The trial of former Bush Administration official David Safavian raises lots of interesting questions for Rep. Bob Ney, Ralph Reed, and others, as former Ney chief of staff and government witness Neil Volz takes the stand. Here's just one example we're interested in:
Read this paragraph from the Atlanta Journal Constitution piece last week about whether Ralph Reed ever paid Abramoff for his portion of the $92,000 flight to Scotland or the costs of the lodging and meals (and golf fees) while there:
"In e-mail discussions about the Scotland trip, which surfaced last year during a U.S. Senate investigation, Abramoff told Reed, 'The package on the ground is $4K per person. That covers room, tee times and ground transportation.' Expenses were to be run through a private foundation Abramoff had established."
Reed, through a spokesperson, insists he reimbursed Abramoff.

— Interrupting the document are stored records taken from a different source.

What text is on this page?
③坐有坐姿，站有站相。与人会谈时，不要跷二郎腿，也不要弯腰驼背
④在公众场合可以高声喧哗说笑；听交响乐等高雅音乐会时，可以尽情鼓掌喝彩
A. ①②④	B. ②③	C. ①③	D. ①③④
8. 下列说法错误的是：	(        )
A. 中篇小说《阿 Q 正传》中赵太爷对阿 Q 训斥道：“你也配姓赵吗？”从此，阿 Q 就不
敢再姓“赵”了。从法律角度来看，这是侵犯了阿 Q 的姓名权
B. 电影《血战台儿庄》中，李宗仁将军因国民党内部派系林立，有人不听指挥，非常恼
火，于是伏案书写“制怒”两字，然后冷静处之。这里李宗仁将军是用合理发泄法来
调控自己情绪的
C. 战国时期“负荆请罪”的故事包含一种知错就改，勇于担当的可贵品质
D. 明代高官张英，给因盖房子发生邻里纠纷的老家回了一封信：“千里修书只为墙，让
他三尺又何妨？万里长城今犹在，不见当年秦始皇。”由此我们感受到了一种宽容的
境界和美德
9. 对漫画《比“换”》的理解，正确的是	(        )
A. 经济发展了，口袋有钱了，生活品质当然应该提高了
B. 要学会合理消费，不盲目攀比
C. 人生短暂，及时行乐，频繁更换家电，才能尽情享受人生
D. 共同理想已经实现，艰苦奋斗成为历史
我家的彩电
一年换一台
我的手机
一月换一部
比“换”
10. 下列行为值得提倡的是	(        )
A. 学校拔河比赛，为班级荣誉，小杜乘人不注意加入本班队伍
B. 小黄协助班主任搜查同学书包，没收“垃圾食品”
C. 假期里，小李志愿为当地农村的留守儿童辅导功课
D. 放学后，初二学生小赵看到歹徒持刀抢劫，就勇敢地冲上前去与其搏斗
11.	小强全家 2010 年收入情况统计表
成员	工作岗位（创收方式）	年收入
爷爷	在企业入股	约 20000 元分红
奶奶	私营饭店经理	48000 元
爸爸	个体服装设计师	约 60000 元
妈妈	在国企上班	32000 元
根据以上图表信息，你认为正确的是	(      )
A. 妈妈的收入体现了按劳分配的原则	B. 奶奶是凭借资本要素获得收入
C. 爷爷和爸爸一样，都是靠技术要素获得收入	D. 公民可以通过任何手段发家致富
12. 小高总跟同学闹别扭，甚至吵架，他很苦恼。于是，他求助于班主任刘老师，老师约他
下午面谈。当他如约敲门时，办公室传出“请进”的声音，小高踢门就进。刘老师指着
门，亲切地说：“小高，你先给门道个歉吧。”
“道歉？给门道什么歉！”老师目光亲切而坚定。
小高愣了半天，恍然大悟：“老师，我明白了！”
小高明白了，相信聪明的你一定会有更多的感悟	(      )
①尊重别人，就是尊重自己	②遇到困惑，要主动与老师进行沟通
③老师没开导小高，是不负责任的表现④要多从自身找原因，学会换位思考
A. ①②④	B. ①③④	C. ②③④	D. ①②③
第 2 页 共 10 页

But, if Reed did indeed refund the charity for the travel expenses, did he do so while claiming it as a charitable donation, and therefore a deduction on income tax returns? He could deduct it if it was a business expense. But if there was business discussed, what was it?
If there wasn't business discussed, Reed wouldn't be able to deduct it. Legally that is.
We know that Abramoff is on the hook, so to speak, on all sorts of tax evasion charges. Is Reed liable as well? At the very least, the average Georgian doesn't get to write off their golf vacations the way Reed might have.